One will be higher and one will be lower (perhaps they're both the same). Check the product data sheets to be sure of the values. Personally, I wouldn't bother with a 10w-30 in synthetic, particularly a HM synthetic.
Mobil 1 5w-30 HM and 10w-30 HM have different approvals. The 5w-30 is ACEA A1/B1 and A5/B5 and 3.3 HTHS, and the 10w-30 is A3/B3 and 3.5 HTHS. I bought some of the 10w-30 when we had a Saab 9-5 which wanted A3/B3. The Saab is gone, but I still have some of the oil.
HTHS viscosity is best thought of as how thick an oil is in the bearings of an operating engine. The HTHSV spec' is given at 150C but it's usefulness applies at normal operating temp's when comparing different oil viscosities.
All engines require a minimum HTHSV under maximum load which typically is in the 2.6cP-3.5cP range but that doesn't mean you need to run a oil with that rating if you're not seeing high oil temp's, which is a common misconception.
A typical 0W/5W-20 oil has a HTHSV rating of 2.6cP but it's HTHSV at 100C will be in the 5-6cP range. That's why engines spec'd for 30, 40, 50 or even 60 grade oil will run very well on a 2.6cP HTHSV 20 grade if the maximum oil temp's are sufficiently contained.

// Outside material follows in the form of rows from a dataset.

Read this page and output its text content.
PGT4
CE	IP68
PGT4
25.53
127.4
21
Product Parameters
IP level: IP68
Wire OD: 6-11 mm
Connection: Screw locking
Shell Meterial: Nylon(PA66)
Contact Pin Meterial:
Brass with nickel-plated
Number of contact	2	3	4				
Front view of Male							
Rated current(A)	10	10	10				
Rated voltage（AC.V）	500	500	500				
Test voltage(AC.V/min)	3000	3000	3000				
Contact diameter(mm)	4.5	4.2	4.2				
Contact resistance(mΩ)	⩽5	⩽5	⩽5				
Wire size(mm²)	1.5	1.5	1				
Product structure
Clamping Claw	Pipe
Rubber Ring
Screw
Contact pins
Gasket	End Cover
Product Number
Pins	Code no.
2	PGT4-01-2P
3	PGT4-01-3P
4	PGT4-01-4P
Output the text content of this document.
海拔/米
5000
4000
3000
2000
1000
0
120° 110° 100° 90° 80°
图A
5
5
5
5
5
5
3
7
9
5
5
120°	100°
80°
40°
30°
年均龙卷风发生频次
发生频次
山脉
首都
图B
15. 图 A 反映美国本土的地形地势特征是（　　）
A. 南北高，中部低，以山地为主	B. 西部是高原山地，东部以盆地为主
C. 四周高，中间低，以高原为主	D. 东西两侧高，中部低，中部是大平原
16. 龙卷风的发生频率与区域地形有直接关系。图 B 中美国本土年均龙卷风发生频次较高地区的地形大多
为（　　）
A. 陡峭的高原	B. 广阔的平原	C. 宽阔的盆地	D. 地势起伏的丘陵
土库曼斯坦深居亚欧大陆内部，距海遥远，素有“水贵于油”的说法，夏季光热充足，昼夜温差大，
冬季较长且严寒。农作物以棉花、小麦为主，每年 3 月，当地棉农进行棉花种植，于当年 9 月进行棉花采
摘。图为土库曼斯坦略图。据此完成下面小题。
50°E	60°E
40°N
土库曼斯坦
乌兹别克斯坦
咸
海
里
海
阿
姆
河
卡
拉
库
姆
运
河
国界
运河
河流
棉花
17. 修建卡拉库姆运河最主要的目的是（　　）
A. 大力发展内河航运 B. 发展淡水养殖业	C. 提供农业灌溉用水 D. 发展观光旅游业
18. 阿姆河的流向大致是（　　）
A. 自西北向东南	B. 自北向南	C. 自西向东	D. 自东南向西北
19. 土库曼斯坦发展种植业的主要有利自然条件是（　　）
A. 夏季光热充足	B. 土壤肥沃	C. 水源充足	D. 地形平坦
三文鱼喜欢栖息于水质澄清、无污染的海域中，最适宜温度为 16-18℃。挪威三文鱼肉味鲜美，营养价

So as has been pointed out, an oil with a higher HTHSV rating is not better, it's just a heavier oil. If you want to know what the best HTHSV is for your engine and most importantly the way you operate it, that will take some info gathering including max' oil temp's and minimum oil pressure.
Or if you're not into that (any very few on this forum are) just run the lightest oil (lowest HTHSV rating) recommended by the engine manufacturer. They have already figured out how heavy an oil is necessary including the most extreme use at maximum oil temp's.